Full of small, wonderful touches and big, heady ideas, the computer-animated extravaganza “Robots” is both visually dazzling and needlessly heavy-handed.
It’s an indictment on the soulless homogeneity of our image-conscious culture. (If you want to take it really seriously, even though your kids won’t, it’s about genocide.) But it’s also an opportunity for Robin Williams to be, well, Robin Williams, for the first time in an animated feature since “Aladdin” in 1992.

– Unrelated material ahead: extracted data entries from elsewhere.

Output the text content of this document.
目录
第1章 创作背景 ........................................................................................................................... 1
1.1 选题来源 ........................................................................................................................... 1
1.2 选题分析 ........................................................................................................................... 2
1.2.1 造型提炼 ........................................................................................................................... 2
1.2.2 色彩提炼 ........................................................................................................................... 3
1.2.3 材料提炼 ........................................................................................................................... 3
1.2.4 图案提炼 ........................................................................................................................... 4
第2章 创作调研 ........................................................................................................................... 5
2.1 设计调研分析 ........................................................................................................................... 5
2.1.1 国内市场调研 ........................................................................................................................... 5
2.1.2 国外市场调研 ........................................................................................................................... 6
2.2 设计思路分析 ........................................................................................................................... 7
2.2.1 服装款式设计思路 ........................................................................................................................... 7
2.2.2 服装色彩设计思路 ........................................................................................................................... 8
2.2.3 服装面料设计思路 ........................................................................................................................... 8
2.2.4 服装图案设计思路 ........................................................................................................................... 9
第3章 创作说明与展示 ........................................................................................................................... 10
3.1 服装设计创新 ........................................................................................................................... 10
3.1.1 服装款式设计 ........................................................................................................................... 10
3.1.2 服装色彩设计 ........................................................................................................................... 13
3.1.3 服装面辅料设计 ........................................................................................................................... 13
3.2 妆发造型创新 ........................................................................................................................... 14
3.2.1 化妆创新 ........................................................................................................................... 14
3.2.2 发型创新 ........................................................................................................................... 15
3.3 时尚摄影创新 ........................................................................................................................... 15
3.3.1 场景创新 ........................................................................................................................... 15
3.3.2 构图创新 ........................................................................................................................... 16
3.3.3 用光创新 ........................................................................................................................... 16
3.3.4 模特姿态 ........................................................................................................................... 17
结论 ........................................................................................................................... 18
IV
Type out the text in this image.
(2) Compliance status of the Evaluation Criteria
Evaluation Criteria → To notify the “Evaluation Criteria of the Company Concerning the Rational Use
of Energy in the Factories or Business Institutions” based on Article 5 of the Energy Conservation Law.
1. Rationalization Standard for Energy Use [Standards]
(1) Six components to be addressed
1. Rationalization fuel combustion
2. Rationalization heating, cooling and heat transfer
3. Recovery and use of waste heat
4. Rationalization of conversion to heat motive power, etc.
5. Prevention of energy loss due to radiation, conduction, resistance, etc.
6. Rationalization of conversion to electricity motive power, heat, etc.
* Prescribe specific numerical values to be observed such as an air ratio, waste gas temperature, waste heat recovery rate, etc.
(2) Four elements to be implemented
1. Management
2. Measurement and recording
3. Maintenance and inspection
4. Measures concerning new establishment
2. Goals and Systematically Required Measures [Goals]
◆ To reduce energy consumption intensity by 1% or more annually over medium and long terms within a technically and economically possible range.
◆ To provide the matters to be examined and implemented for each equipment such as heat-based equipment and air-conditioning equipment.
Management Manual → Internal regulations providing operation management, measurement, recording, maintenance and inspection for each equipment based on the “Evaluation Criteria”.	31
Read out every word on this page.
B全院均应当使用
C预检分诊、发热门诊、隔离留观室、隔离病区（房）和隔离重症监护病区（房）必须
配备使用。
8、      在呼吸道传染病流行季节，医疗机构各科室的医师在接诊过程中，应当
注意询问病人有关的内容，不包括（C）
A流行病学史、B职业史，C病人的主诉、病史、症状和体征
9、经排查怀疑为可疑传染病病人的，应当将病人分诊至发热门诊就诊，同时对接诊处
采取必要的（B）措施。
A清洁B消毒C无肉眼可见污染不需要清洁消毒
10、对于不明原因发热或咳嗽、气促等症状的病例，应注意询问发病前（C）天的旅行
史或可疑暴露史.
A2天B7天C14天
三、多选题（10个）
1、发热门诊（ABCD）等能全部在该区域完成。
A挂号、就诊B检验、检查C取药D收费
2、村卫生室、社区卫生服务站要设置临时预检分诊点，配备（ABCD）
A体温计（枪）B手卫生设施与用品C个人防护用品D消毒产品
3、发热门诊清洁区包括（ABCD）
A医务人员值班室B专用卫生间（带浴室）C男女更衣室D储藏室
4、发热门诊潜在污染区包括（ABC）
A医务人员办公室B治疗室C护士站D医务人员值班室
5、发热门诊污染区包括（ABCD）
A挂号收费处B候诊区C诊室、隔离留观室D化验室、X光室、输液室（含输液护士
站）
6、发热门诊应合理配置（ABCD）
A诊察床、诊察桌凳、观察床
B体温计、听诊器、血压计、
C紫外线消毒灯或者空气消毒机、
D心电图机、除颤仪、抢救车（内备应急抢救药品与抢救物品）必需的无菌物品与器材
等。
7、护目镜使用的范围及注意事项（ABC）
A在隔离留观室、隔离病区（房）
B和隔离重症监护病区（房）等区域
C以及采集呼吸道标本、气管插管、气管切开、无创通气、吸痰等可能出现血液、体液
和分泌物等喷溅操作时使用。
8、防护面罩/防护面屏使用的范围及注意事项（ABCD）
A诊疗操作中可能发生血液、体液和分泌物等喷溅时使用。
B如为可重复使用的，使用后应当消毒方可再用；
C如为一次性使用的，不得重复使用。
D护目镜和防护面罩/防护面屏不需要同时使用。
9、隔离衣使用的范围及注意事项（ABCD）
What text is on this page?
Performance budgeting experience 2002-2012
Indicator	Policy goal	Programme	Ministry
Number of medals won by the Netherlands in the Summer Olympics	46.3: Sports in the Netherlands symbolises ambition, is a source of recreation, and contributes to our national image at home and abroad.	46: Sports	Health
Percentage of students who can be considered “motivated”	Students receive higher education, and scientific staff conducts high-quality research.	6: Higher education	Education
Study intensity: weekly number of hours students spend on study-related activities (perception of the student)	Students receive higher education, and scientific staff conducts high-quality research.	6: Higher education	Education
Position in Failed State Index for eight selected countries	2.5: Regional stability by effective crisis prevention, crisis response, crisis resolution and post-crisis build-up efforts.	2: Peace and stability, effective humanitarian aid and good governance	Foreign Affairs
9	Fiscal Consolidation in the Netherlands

Among the other actors who lend their voices to the jam-packed, all-star cast: Ewan McGregor as Rodney Copperbottom, an idealistic young inventor who fixes other robots in need of repair; Greg Kinnear as Ratchet, a Machiavellian corporate bigwig; Stanley Tucci and Dianne Wiest as Rodney’s parents, who raised him modestly in tiny Rivet Town; and Halle Berry, Mel Brooks, Drew Carey, Jennifer Coolidge and Amanda Bynes as the new friends Rodney makes when he arrives in Robot City, a sort of shiny, rounded version of Manhattan.
Some sequences are utterly breathtaking, including the trip Rodney takes on the city’s elaborate public transportation system, which resembles a hybrid between a pinball machine, “Rollerball” and that “Mouse Trap” game with ramps and levers and rubber bands.
By now it’s easy to take for granted the startlingly detailed realism CGI technology can create: the lighting and shadows, the subtle contours, the human expressions. The film’s art-deco industrial design scheme suggests an Ayn Rand book brought strikingly to life, with flashes of ’50s-era futurism.
But the film from directors Chris Wedge and Carlos Saldanha (who also co-directed “Ice Age” in 2002) takes place in a surreal world populated entirely by robots — some of them makeshift contraptions, others sleek, high-tech machines.
The longtime head of Bigweld Industries, the rotund, beloved Bigweld (Brooks), is forced out by the ambitious, younger Ratchet. Bigweld believed you could shine no matter what material you were made of; that meant selling replacement parts to robots needing a tuneup.
Ratchet, meanwhile, is disgusted by seeing ugly, imperfect robots all around him and decides to stop selling parts in favor of offering more expensive complete makeovers.
“Why be you when you can be new?” is his mantra. And with the help of his pushy, overbearing mother (voiced by Jim Broadbent), he makes sure the streets of Robot City are rid of “outmodes,” who are swept up and destroyed in a hidden chop shop.
It’s a harrowing image, actually — sort of a robot holocaust based on appearance, wealth and social status — yet at the same time, the main point in the script from David Lindsay-Abaire and the longtime writing duo of Lowell Ganz and Babaloo Mandel is mind-numbingly facile.
That’s it? Looking and acting the same based on society’s dictates is bad and loving yourself for who you are is good? A message children should hear, for sure, but one that’s not fresh or insightful.
Younger kids won’t get any of that, of course. But they will enjoy the film’s bright colors, breakneck pace and (unfortunate) inclusion of flatulence jokes. (Truly, there’s got to be a movie out there for the whole family that doesn’t include some sort of scatological humor.)
McGregor charms with his earnestness, Kinnear is appropriately smarmy (all those years hosting “Talk Soup” on E! paid off) and Bynes brings an easy spunkiness to her role as Piper, the tomboy ’bot.
And Williams gets to do what he does best (though he’s still preferable in the rare darker role): He gets to be hyperactive on cue. His character, the dilapidated Fender, is kinda New Yorkish and kinda gay and kinda Latin. Sometimes he’s doing “Braveheart,” sometimes he’s parodying Britney Spears.
When he’s on, he’s on full-blast, and it sounds like he’s having a blast of his own. For the most part, you and your family will, too.